Can Touré Neblett not see the incandescent irony of his statement? His show-ending rant on The Cycle today condemned the censorship of the shocking images of war. Railed Touré: "we're blocked from seeing so much of the cost of war, of the evil of war as if we are too sensitive or squeamish or unable to handle the graphic truth."
Touré focused on one particular photo, taken by photojournalist Kenneth Jarecke during the first Gulf War, deploring the fact that AP refused to publish it. Incredibly, Touré then proceeded to . . . censor the photo himself, declaring that it's "so graphic I can't show it to you now." Hello?
Seriously, is it possibly that Touré couldn't see the screaming inconsistency between his righteous rant and his own action?
TOURE NEBLETT: Another week, another video of a beheading by those media-savvy savages at ISIS. Another video the vast majority of us will never see.
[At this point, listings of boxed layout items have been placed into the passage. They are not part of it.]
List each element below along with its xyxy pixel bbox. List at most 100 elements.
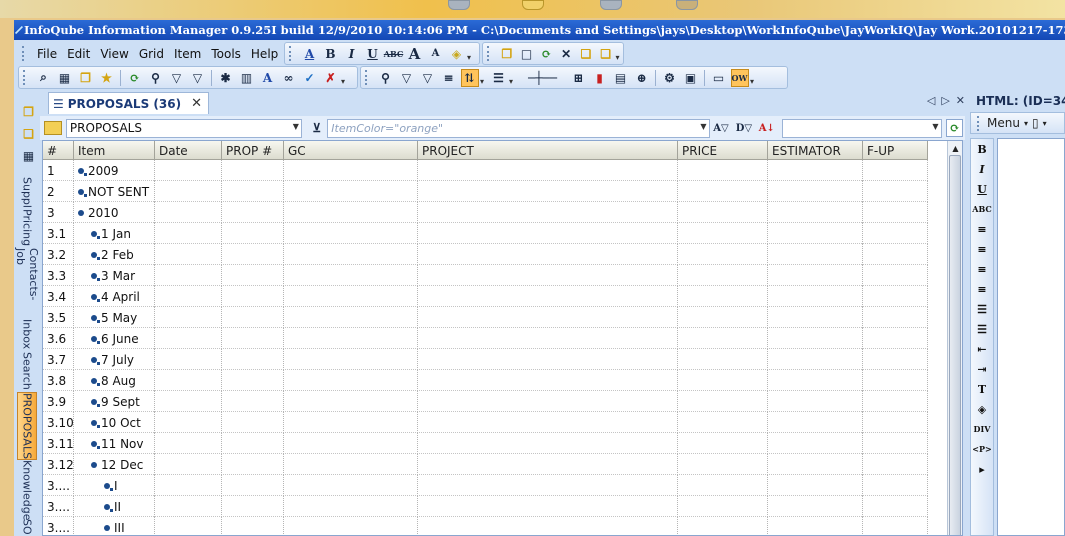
underline-button[interactable]: U (971, 179, 993, 199)
cell-num[interactable]: 3.4 (43, 286, 74, 307)
chevron-down-icon[interactable]: ▼ (932, 122, 938, 131)
cell-num[interactable]: 3.10 (43, 412, 74, 433)
cell-prop[interactable] (222, 349, 284, 370)
cell-item[interactable]: 3 Mar (74, 265, 155, 286)
cell-date[interactable] (155, 181, 222, 202)
cell-estimator[interactable] (768, 181, 863, 202)
chevron-down-icon[interactable]: ▾ (341, 77, 349, 86)
cell-num[interactable]: 3.... (43, 475, 74, 496)
cell-project[interactable] (418, 223, 678, 244)
new-document-icon[interactable]: ▯ (1032, 116, 1039, 130)
cell-date[interactable] (155, 454, 222, 475)
cell-fup[interactable] (863, 265, 928, 286)
cell-fup[interactable] (863, 370, 928, 391)
cell-gc[interactable] (284, 160, 418, 181)
numbered-list-button[interactable]: ☰ (971, 299, 993, 319)
outdent-button[interactable]: ⇤ (971, 339, 993, 359)
cell-fup[interactable] (863, 391, 928, 412)
cell-gc[interactable] (284, 244, 418, 265)
cell-date[interactable] (155, 496, 222, 517)
grow-font-button[interactable]: A (406, 45, 424, 63)
cell-fup[interactable] (863, 328, 928, 349)
cell-project[interactable] (418, 181, 678, 202)
cell-fup[interactable] (863, 475, 928, 496)
table-row[interactable]: 3.5 5 May (43, 307, 928, 328)
cell-date[interactable] (155, 391, 222, 412)
tree-node-icon[interactable] (91, 356, 100, 365)
cell-price[interactable] (678, 160, 768, 181)
cell-estimator[interactable] (768, 286, 863, 307)
cell-prop[interactable] (222, 181, 284, 202)
cell-estimator[interactable] (768, 244, 863, 265)
cell-date[interactable] (155, 349, 222, 370)
cell-item[interactable]: 8 Aug (74, 370, 155, 391)
cell-item[interactable]: 12 Dec (74, 454, 155, 475)
cell-project[interactable] (418, 496, 678, 517)
toolbar-grip[interactable] (487, 46, 491, 61)
cell-price[interactable] (678, 454, 768, 475)
cell-gc[interactable] (284, 475, 418, 496)
menu-tools[interactable]: Tools (206, 47, 246, 61)
cell-date[interactable] (155, 160, 222, 181)
star-fields-icon[interactable]: ✱ (217, 69, 235, 87)
tab-proposals-grid[interactable]: ☰ PROPOSALS (36) ✕ (48, 92, 209, 114)
cell-num[interactable]: 3.... (43, 496, 74, 517)
cell-project[interactable] (418, 433, 678, 454)
tree-node-icon[interactable] (91, 251, 100, 260)
outline-icon[interactable]: ☰ (490, 69, 508, 87)
cell-price[interactable] (678, 475, 768, 496)
cell-date[interactable] (155, 475, 222, 496)
cell-num[interactable]: 3.... (43, 517, 74, 535)
tab-inbox[interactable]: Inbox (17, 318, 37, 350)
cell-date[interactable] (155, 307, 222, 328)
column-header-num[interactable]: # (43, 141, 74, 160)
menu-button[interactable]: Menu (987, 116, 1020, 130)
cell-date[interactable] (155, 244, 222, 265)
chevron-down-icon[interactable]: ▾ (467, 53, 475, 62)
tab-proposals[interactable]: PROPOSALS (17, 392, 37, 460)
table-row[interactable]: 3.2 2 Feb (43, 244, 928, 265)
cell-project[interactable] (418, 412, 678, 433)
cell-project[interactable] (418, 328, 678, 349)
chevron-down-icon[interactable]: ▼ (293, 122, 299, 131)
table-row[interactable]: 3.4 4 April (43, 286, 928, 307)
div-button[interactable]: DIV (971, 419, 993, 439)
cell-gc[interactable] (284, 328, 418, 349)
cell-price[interactable] (678, 223, 768, 244)
cell-price[interactable] (678, 370, 768, 391)
font-color-icon[interactable]: A (259, 69, 277, 87)
cell-item[interactable]: 7 July (74, 349, 155, 370)
vertical-scrollbar[interactable]: ▲ (947, 141, 962, 535)
menu-view[interactable]: View (95, 47, 133, 61)
scroll-up-icon[interactable]: ▲ (948, 141, 962, 155)
tree-node-icon[interactable] (91, 398, 100, 407)
cell-item[interactable]: I (74, 475, 155, 496)
cell-num[interactable]: 3.7 (43, 349, 74, 370)
cell-gc[interactable] (284, 370, 418, 391)
menu-grid[interactable]: Grid (134, 47, 169, 61)
filter-input[interactable]: ItemColor="orange" ▼ (327, 118, 710, 138)
cell-date[interactable] (155, 223, 222, 244)
clear-format-icon[interactable]: ✗ (322, 69, 340, 87)
new-window-icon[interactable]: ❏ (577, 45, 594, 63)
cell-project[interactable] (418, 202, 678, 223)
cell-fup[interactable] (863, 244, 928, 265)
cell-date[interactable] (155, 517, 222, 535)
italic-button[interactable]: I (343, 45, 361, 63)
filter-c-icon[interactable]: ▽ (189, 69, 207, 87)
justify-button[interactable]: ≡ (971, 279, 993, 299)
window-icon[interactable]: ❑ (20, 125, 38, 143)
cell-price[interactable] (678, 517, 768, 535)
cell-price[interactable] (678, 286, 768, 307)
scroll-thumb[interactable] (949, 155, 961, 535)
fill-color-icon[interactable]: ◈ (448, 45, 466, 63)
tree-node-icon[interactable] (104, 482, 113, 491)
cell-prop[interactable] (222, 454, 284, 475)
cell-date[interactable] (155, 286, 222, 307)
cell-date[interactable] (155, 328, 222, 349)
chevron-down-icon[interactable]: ▾ (750, 77, 758, 86)
cell-project[interactable] (418, 517, 678, 535)
cell-price[interactable] (678, 433, 768, 454)
cell-prop[interactable] (222, 286, 284, 307)
refresh-icon[interactable]: ⟳ (945, 119, 964, 137)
Our government and media shield us from being able to see anything more than a slide. Part of what's so shocking here is, we're not used to seeing horrific things happen to American bodies overseas. For the first several years of the Iraq war we weren't allowed to see flag-draped coffins, so it seemed like a war without American deaths. We're blocked from seeing too much of the cost of war, of the evil of war, as if we are too sensitive or too squeamish or just unable to handle the graphic truth. Part of what makes ISIS so barbaric is not simply the beheadings, but trying to force us to see them, forcing us to see how evil war can be, thus breaking the unstated modern contract that war should be conducted largely out of public view.
Our government seems to say let them see some of it but not the truly messy parts. We learned in Vietnam seeing too much erodes public support. So out of Iraq we get stories like that out of photo-journalist Kenneth Jarecke was in Iraq in 1991 during the first Gulf War who happened upon an Iraqi in a truck who had been burned beyond recognition, almost man frozen in the midst of dying. Ken said "if I don't make pictures like this, people like my mother will think what they see in war is what they see in movies." So he took a graphic photo, which he called Incinerated Iraqi.
You see a man almost frozen in the midst of dying, a man charred beyond belief. The AP did not transmit his photo, judging too much for even editors to see. The London Observer published it and later it ended up in a traveling museum exhibit of images from war. But it was one of many images that are kept from us. Incinerated Iraqi is so graphic I can't even show it to you now. . .
What's the impact of being shielded from seeing how grotesque war really is? It's easier to galvanize support for war when the people don't know how bad it is. Government censorship of war images, their sanitization of modern war, their ban on letting us see certain things, that only perpetuates government's ability to rally support for war. We don't truly know what it is we are supporting. Ken Jarecke said "how can you decide to have war if you are not truly informed? If we're big enough to fight a war, we should be big enough to look at it."